Quintuple champion olympique, sept fois vainqueur du classement général de la Coupe du monde, un record, treize fois champion du monde avec une carrière internationale qui s'étend de 2007 à 2020, Martin Fourcade détient aussi le record de Globes de Cristal remportés, du nombre de points marqués sur une saison de Coupe du monde et du nombre de podiums consécutifs en Coupe du monde.
Considéré comme le meilleur biathlète de l’histoire, aujourd'hui fraîchement retraité, il publie un livre qui retrace son parcours : Martin Fourcade - Un dernier tour de piste co-écrit avec Jean Issartel aux éditions Marabout. Une occasion de découvrir cet athlète hors-norme.
Elodie Suigo: Vous êtes le sportif français le plus titré des Jeux olympiques, été et hiver confondus. Comment ça résonne en vous tout ça?
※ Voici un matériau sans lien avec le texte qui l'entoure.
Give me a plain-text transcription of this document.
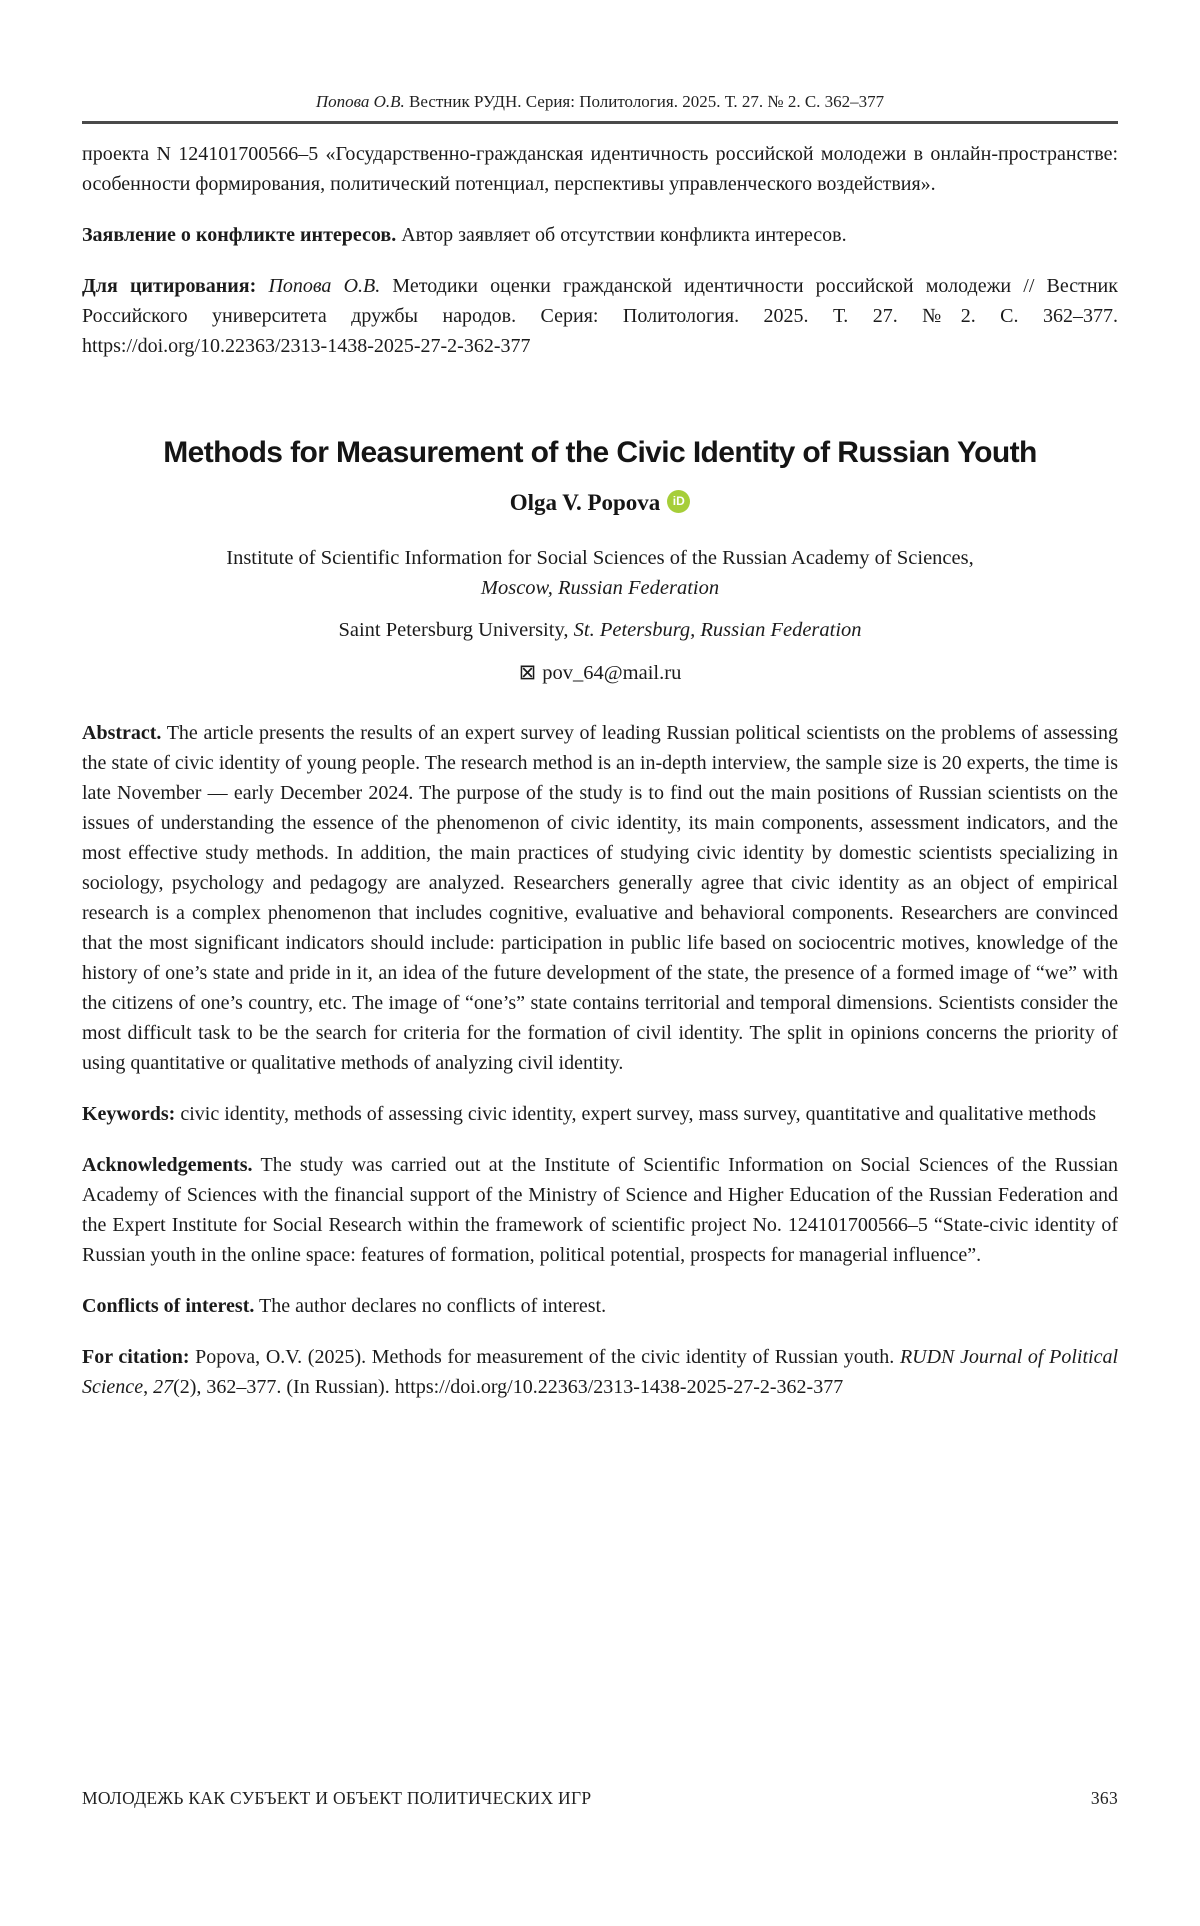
Попова О.В. Вестник РУДН. Серия: Политология. 2025. Т. 27. № 2. С. 362–377

проекта N 124101700566–5 «Государственно-гражданская идентичность российской молодежи в онлайн-пространстве: особенности формирования, политический потенциал, перспективы управленческого воздействия».

Заявление о конфликте интересов. Автор заявляет об отсутствии конфликта интересов.

Для цитирования: Попова О.В. Методики оценки гражданской идентичности российской молодежи // Вестник Российского университета дружбы народов. Серия: Политология. 2025. Т. 27. №2. С. 362–377. https://doi.org/10.22363/2313-1438-2025-27-2-362-377

Methods for Measurement of the Civic Identity of Russian Youth
Olga V. Popova iD
Institute of Scientific Information for Social Sciences of the Russian Academy of Sciences,
Moscow, Russian Federation
Saint Petersburg University, St. Petersburg, Russian Federation
⊠ pov_64@mail.ru

Abstract. The article presents the results of an expert survey of leading Russian political scientists on the problems of assessing the state of civic identity of young people. The research method is an in-depth interview, the sample size is 20 experts, the time is late November — early December 2024. The purpose of the study is to find out the main positions of Russian scientists on the issues of understanding the essence of the phenomenon of civic identity, its main components, assessment indicators, and the most effective study methods. In addition, the main practices of studying civic identity by domestic scientists specializing in sociology, psychology and pedagogy are analyzed. Researchers generally agree that civic identity as an object of empirical research is a complex phenomenon that includes cognitive, evaluative and behavioral components. Researchers are convinced that the most significant indicators should include: participation in public life based on sociocentric motives, knowledge of the history of one’s state and pride in it, an idea of the future development of the state, the presence of a formed image of “we” with the citizens of one’s country, etc. The image of “one’s” state contains territorial and temporal dimensions. Scientists consider the most difficult task to be the search for criteria for the formation of civil identity. The split in opinions concerns the priority of using quantitative or qualitative methods of analyzing civil identity.

Keywords: civic identity, methods of assessing civic identity, expert survey, mass survey, quantitative and qualitative methods

Acknowledgements. The study was carried out at the Institute of Scientific Information on Social Sciences of the Russian Academy of Sciences with the financial support of the Ministry of Science and Higher Education of the Russian Federation and the Expert Institute for Social Research within the framework of scientific project No. 124101700566–5 “State-civic identity of Russian youth in the online space: features of formation, political potential, prospects for managerial influence”.

Conflicts of interest. The author declares no conflicts of interest.

For citation: Popova, O.V. (2025). Methods for measurement of the civic identity of Russian youth. RUDN Journal of Political Science, 27(2), 362–377. (In Russian). https://doi.org/10.22363/2313-1438-2025-27-2-362-377

МОЛОДЕЖЬ КАК СУБЪЕКТ И ОБЪЕКТ ПОЛИТИЧЕСКИХ ИГР	363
Martin Fourcade: C'est à la fois beaucoup de fierté pour avoir pris le temps, du coup, de regarder ce parcours qui s'est terminé, et puis à la fois beaucoup d'humilité parce que ça ne reste que du sport et c'est avant tout le plaisir d'avoir pu vivre toutes ces émotions, tout ce voyage, plus qu'un trophée en particulier.
Vous publiez Martin Fourcade - un dernier tour de piste pour nous raconter votre vie de néo-retraité de 32 ans. Aucun regret. Que du plaisir à passer du temps avec vos filles, avec votre femme. On sent que vous aviez besoin de ça.
Oui, je crois que j'en avais besoin et que ce livre m'a permis de voir aussi que j'avais évolué. Je suis rentré à la maison au moment du confinement, je n'avais jamais passé plus de deux semaines d'affilée à la maison et je me retrouve bloqué dans mon domicile avec ma femme et mes deux filles pendant deux mois et demi, comme tout un chacun.
Une anecdote qui résume un peu tout ça, on est en train de manger à table avec ma femme et mes deux filles, et Inès, trois ans, ma plus petite, s'arrête de manger et me dit: "Maintenant, j'ai un papa et une maman". Et là du coup, on prend conscience quand même du manque pour les enfants ou des choix contraignants qu'on leur a imposés parce qu'on se les impose à soi-même pour performer mais on les impose aussi à notre entourage, à notre famille, à nos amis qu'on délaisse un peu. Et c'est vrai que cette petite anecdote avec ma fille m'a marqué pendant le confinement.
Dans le livre, on suit votre cheminement jusqu'à cette décision d'arrêter. Quand vous l'annoncez, dans quel état êtes-vous à l'intérieur ?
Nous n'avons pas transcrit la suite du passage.